Position your model around:
- Scalability: A consolidated identity foundation supports rapid onboarding in future mergers
- Interoperability: Easier integration with external partners, payers, and research networks
- Innovation enablement: IAM serves as the gatekeeper for secure AI, analytics, and cloud services
- Governance and automation: Reduced manual processes and improved visibility over time IDC reports that healthcare organizations with modern identity infrastructure realize digital
transformation outcomes 40% faster than those with legacy systems (IDC, 2023). That velocity translates directly into competitive advantage and long-term financial resilience.
Conclusion: If You Don’t Model It, You Can’t Fund It
Too many integration initiatives fail not because they’re flawed—but because they’re misunderstood on paper. Executives aren’t skeptical of IT—they’re skeptical of unclear ROI.

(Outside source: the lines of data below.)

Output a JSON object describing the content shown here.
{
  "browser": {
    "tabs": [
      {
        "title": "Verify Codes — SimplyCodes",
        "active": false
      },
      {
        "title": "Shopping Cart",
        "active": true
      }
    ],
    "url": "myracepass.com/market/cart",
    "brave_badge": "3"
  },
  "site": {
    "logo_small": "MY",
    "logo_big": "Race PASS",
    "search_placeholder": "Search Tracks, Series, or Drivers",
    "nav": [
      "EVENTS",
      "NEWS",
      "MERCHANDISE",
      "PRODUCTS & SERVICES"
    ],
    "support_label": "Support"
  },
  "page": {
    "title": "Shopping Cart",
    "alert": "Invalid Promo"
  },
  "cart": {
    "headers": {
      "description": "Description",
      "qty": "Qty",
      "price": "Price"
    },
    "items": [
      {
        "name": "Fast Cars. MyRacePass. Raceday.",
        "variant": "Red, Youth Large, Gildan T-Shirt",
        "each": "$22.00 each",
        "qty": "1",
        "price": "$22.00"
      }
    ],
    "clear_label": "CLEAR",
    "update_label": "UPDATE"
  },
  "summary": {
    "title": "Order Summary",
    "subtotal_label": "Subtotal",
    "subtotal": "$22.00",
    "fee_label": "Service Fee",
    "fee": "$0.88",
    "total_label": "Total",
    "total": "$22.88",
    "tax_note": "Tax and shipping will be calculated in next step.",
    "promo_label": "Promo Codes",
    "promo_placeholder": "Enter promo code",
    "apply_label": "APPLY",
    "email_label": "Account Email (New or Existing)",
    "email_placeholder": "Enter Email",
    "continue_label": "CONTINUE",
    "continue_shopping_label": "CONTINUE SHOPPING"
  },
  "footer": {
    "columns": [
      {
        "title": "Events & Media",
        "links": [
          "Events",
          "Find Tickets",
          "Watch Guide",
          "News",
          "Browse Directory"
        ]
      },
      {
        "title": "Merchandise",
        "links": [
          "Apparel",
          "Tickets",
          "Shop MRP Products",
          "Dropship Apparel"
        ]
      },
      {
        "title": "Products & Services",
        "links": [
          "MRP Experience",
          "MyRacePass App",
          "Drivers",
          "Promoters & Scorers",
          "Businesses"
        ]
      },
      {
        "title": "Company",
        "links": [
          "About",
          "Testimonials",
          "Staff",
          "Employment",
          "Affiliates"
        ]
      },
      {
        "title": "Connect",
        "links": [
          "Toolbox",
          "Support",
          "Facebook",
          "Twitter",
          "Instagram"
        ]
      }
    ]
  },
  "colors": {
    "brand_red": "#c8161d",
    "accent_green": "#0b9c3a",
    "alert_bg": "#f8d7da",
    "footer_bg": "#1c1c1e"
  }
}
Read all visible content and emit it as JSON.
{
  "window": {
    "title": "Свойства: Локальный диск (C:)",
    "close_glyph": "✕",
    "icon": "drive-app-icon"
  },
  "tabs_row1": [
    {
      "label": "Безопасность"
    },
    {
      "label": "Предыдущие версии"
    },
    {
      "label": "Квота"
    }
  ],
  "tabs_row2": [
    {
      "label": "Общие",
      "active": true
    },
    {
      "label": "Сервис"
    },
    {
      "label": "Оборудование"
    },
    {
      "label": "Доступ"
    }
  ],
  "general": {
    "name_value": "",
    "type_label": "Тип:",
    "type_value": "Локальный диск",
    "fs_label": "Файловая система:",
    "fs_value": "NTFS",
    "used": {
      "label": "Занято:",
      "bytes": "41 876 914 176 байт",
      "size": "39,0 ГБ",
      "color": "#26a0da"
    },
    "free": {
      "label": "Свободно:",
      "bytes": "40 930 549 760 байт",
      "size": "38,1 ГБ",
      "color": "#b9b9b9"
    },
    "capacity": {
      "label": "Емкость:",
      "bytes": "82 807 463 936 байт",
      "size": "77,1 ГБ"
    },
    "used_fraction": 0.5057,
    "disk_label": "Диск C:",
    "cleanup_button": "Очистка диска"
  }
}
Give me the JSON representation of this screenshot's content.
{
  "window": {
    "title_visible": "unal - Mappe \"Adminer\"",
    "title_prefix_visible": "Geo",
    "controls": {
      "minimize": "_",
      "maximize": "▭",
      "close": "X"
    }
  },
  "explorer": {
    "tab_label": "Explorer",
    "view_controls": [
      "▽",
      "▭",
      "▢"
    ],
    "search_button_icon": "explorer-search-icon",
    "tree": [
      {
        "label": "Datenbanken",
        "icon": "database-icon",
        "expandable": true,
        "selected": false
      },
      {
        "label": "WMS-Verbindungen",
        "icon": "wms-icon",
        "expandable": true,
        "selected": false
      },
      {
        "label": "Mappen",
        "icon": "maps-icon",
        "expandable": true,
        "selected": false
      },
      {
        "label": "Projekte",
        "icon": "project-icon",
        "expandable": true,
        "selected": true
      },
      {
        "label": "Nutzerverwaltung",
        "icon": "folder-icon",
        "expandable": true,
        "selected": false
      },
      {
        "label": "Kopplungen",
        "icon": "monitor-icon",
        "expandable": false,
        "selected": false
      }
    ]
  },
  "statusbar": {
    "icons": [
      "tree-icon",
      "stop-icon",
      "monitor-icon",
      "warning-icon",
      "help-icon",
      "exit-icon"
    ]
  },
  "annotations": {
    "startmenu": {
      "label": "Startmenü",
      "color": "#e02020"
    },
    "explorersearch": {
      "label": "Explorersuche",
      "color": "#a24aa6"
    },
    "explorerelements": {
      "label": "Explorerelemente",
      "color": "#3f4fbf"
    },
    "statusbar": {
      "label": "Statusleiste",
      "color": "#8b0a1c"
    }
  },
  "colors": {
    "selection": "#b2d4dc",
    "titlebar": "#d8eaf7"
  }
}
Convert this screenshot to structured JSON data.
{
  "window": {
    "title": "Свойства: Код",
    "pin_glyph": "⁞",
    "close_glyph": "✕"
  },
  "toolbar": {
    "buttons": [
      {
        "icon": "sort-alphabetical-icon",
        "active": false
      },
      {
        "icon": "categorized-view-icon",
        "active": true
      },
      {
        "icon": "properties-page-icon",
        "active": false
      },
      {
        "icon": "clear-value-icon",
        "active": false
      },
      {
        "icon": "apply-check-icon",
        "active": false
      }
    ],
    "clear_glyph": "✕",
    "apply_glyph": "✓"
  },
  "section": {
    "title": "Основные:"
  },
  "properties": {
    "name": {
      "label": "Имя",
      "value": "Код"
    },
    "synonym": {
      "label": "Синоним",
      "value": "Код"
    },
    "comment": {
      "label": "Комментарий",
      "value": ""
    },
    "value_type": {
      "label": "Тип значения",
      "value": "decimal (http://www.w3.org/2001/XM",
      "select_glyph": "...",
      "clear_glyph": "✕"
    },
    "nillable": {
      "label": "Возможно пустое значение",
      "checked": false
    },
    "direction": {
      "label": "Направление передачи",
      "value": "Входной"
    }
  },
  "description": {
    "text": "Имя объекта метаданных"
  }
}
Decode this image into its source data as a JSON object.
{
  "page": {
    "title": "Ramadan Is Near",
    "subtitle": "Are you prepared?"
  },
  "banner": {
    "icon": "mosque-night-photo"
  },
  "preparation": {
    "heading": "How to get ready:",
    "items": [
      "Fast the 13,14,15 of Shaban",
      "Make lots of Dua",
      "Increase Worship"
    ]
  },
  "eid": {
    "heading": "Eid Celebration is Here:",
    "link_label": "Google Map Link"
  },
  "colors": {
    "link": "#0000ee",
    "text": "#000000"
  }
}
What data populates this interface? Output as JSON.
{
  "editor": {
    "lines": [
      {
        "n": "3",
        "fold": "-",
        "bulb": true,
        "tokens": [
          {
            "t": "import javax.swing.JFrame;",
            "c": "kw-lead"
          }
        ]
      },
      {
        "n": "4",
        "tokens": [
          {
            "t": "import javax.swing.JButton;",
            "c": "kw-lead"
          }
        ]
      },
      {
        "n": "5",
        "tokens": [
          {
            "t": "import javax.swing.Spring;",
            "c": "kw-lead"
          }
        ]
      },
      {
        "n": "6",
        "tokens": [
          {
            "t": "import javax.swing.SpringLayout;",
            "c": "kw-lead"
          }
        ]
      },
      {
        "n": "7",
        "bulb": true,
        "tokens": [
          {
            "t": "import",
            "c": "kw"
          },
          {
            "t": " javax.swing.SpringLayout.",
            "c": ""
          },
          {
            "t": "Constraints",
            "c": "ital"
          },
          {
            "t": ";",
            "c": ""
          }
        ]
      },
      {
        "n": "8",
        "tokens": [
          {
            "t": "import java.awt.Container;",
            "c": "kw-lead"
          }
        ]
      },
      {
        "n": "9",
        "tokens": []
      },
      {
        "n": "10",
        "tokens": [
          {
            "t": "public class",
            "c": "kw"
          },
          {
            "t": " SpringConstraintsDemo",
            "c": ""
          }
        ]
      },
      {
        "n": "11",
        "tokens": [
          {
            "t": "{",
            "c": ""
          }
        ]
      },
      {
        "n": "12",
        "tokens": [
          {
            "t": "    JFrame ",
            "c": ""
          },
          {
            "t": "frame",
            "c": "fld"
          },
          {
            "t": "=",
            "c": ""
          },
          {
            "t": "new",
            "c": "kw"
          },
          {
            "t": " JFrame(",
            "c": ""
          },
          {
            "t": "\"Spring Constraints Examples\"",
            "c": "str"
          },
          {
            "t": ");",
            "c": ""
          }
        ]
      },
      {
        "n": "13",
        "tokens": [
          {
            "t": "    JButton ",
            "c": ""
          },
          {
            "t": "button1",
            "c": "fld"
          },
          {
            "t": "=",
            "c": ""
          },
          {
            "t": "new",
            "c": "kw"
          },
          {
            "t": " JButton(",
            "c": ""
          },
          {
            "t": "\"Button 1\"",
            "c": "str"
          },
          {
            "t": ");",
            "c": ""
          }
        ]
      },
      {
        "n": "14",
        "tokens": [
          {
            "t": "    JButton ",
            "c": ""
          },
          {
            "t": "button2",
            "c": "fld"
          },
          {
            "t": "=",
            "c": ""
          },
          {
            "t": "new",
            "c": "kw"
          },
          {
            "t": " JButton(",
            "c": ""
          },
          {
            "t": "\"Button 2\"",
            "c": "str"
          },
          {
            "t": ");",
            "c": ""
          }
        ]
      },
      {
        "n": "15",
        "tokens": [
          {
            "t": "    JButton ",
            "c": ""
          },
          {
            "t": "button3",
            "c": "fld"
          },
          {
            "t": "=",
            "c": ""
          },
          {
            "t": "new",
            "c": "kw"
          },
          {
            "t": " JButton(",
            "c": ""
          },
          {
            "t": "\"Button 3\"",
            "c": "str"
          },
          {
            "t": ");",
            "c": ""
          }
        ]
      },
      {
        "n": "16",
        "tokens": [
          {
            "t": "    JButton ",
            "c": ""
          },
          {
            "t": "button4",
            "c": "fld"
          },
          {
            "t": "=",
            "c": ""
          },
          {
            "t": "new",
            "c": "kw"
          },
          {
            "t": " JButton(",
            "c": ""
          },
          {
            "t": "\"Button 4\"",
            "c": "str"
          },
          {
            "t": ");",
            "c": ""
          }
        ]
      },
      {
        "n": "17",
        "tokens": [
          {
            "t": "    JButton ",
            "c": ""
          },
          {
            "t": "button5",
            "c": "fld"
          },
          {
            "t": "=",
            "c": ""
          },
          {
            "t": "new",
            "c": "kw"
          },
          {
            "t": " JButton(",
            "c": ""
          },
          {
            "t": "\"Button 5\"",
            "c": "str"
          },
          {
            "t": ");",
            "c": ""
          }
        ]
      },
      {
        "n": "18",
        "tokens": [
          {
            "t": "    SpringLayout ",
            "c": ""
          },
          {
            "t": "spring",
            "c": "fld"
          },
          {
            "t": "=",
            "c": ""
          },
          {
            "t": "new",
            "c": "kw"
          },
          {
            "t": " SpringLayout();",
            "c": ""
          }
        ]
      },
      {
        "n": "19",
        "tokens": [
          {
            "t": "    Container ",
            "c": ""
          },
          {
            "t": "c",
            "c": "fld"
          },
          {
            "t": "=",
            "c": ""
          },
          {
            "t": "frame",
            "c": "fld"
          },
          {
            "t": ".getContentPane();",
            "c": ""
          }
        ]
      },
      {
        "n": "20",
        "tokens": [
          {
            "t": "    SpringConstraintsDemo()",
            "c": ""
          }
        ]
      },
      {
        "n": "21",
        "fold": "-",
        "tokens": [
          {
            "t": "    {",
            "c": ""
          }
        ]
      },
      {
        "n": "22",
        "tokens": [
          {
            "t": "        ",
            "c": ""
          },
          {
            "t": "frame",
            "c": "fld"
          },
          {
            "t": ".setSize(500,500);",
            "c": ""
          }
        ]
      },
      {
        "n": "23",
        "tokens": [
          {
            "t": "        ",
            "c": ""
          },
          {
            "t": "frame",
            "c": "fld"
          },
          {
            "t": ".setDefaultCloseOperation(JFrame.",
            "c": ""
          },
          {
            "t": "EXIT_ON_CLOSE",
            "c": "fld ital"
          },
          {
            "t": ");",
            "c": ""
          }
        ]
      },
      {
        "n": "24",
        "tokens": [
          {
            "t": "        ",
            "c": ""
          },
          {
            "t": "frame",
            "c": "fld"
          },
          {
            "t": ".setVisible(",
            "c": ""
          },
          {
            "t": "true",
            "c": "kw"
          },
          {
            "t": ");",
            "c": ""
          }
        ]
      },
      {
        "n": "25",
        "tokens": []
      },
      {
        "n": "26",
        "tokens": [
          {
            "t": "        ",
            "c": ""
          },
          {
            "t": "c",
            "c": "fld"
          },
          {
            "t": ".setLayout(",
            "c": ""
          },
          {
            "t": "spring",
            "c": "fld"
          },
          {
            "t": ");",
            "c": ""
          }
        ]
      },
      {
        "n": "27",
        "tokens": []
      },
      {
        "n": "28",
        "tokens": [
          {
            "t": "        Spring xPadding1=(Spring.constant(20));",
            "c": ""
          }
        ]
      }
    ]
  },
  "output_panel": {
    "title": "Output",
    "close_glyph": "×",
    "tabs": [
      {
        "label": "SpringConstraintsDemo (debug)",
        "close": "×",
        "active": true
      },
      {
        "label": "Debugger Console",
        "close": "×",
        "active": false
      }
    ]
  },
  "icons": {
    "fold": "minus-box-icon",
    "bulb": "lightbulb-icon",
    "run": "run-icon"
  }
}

A strong financial model turns skepticism into support. It translates complexity into numbers, and risk into rationale. It shifts the question from “Why is this so expensive?” to “How soon can we start?”
The real cost isn’t what you spend on IT integration. It’s what you lose by not doing it fast, securely, and at scale.
Sources:
- KPMG, 2021. “Post-Merger IT Integration in Healthcare.”
- IBM Security, 2023. “Cost of a Data Breach Report.”
- Ponemon Institute, 2023. “IAM in Healthcare: Operational and Security Impact.”
- Okta, 2022. “The Business Value of Modern Identity in Healthcare.”
- Gartner, 2022. “Cost Reductions Through Identity Platform Consolidation.”
- IDC, 2023. “Digital Transformation and Identity in Healthcare Systems.”